Beberapa kebiasaan baik untuk
lingkungan mungkin sudah ada yang diterapkan sebelumnya. Tapi sebelumnya yang
menjadi motivasi utama lebih kepada penghematan, saat ini sudah ada insight
baru yaitu sebagai wujud kontribusi
terhadap upaya menyelamatkan lingkungan.
Memang mungkin terlihat sederhana
dan berdampak sangat kecil pada lingkungan serta perubahan iklim. Tapi jika
kesadaran ini menjadi milik bersama pada berbagai tingkatan mulai dari pribadi, komunitas, masyarakat sampai para pemimpin
dan pengambil keputusan strategis, tentu aksi untuk lingkungan ini akan menjadi
lebih berdampak.
Nah, isu inilah yang mestinya diasah
dalam forum debat cawapres tersebut karena pembangunan berkelanjutan dan
lingkungan hidup menjadi salah satu tema debat. Selain menjadi forum untuk
mendengarkan misi visi para paslon (yang diwakili capres masing-masing), debat
juga mestinya bisa jadi forum untuk mengedukasi masyarakat mengenai isu-isu
yang terkait dalam tema tersebut. Bagaimana para calon pemimpin negara menyikapi
kerusakan lingkungan yang sedang kita alami dan strategi apa yang akan ditempuh
di berbagai lini untuk membenahi kerusakan tersebut.
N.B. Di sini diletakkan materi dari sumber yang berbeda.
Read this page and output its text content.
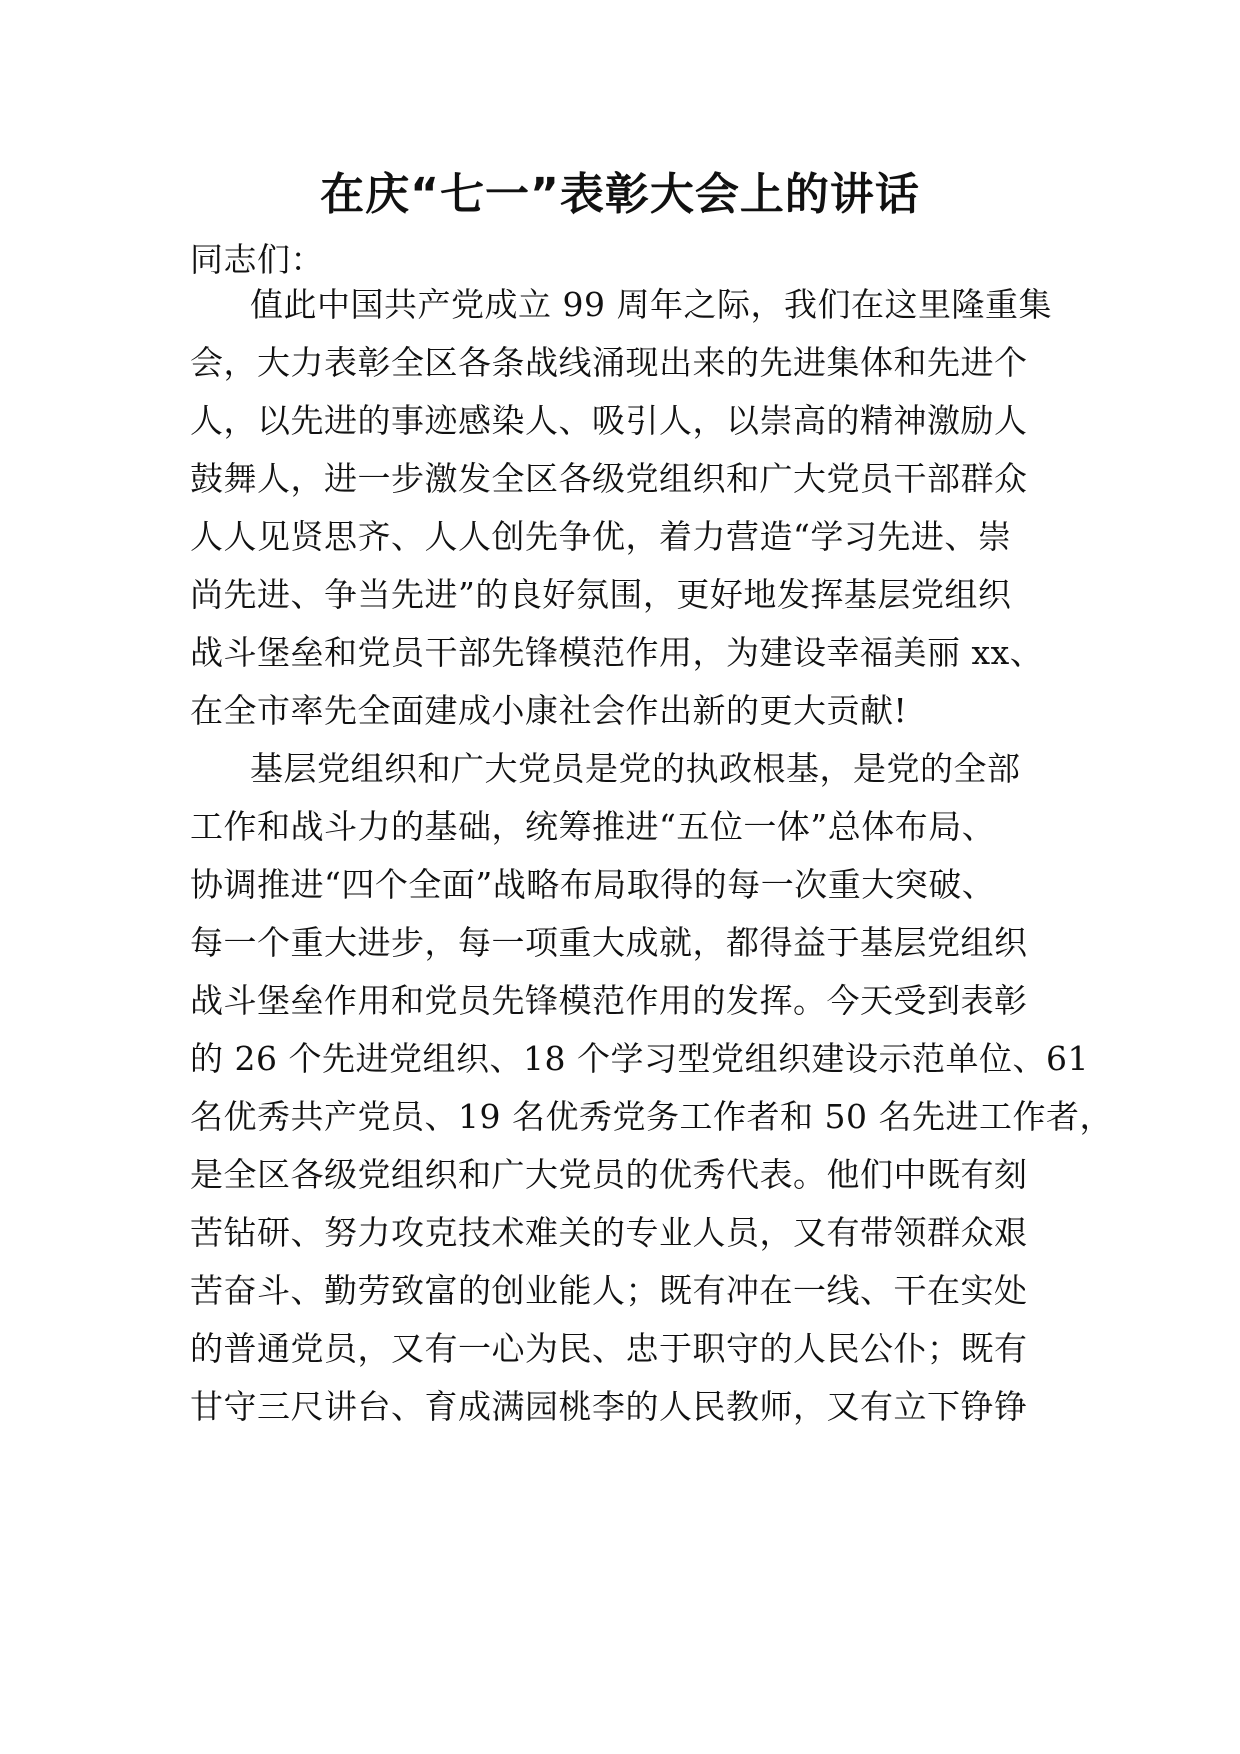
在庆“七一”表彰大会上的讲话

同志们：

值此中国共产党成立 99 周年之际，我们在这里隆重集

会，大力表彰全区各条战线涌现出来的先进集体和先进个

人，以先进的事迹感染人、吸引人，以崇高的精神激励人

鼓舞人，进一步激发全区各级党组织和广大党员干部群众

人人见贤思齐、人人创先争优，着力营造“学习先进、崇

尚先进、争当先进”的良好氛围，更好地发挥基层党组织

战斗堡垒和党员干部先锋模范作用，为建设幸福美丽 xx、

在全市率先全面建成小康社会作出新的更大贡献!

基层党组织和广大党员是党的执政根基，是党的全部

工作和战斗力的基础，统筹推进“五位一体”总体布局、

协调推进“四个全面”战略布局取得的每一次重大突破、

每一个重大进步，每一项重大成就，都得益于基层党组织

战斗堡垒作用和党员先锋模范作用的发挥。今天受到表彰

的 26 个先进党组织、18 个学习型党组织建设示范单位、61

名优秀共产党员、19 名优秀党务工作者和 50 名先进工作者，

是全区各级党组织和广大党员的优秀代表。他们中既有刻

苦钻研、努力攻克技术难关的专业人员，又有带领群众艰

苦奋斗、勤劳致富的创业能人；既有冲在一线、干在实处

的普通党员，又有一心为民、忠于职守的人民公仆；既有

甘守三尺讲台、育成满园桃李的人民教师，又有立下铮铮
Hanya sekali lagi, sayang seribu
sayang, setelah debat berlalu, kita justru lebih mengingat sensasi dan atraksi
debatnya, alih-alih substansi dari debat tersebut.
Masing-masing cawapres memang sudah
mengungkapkan ide dan strategi terkait topik tersebut, tapi saya amati jangkar
dari sebagian besar pembahasan masih berputar-putar di sektor ekonomi saja. Untunglah
frase “Tobat Ekologis” terungkap sehingga kita bisa kembali benar-benar memberi
fokus pada isu lingkungan walaupun hanya sejenak. Mudah-mudahan tulisan
sederhana ini bisa melengkapi sudut pandang pembaca pasca debat cawapres. (PG)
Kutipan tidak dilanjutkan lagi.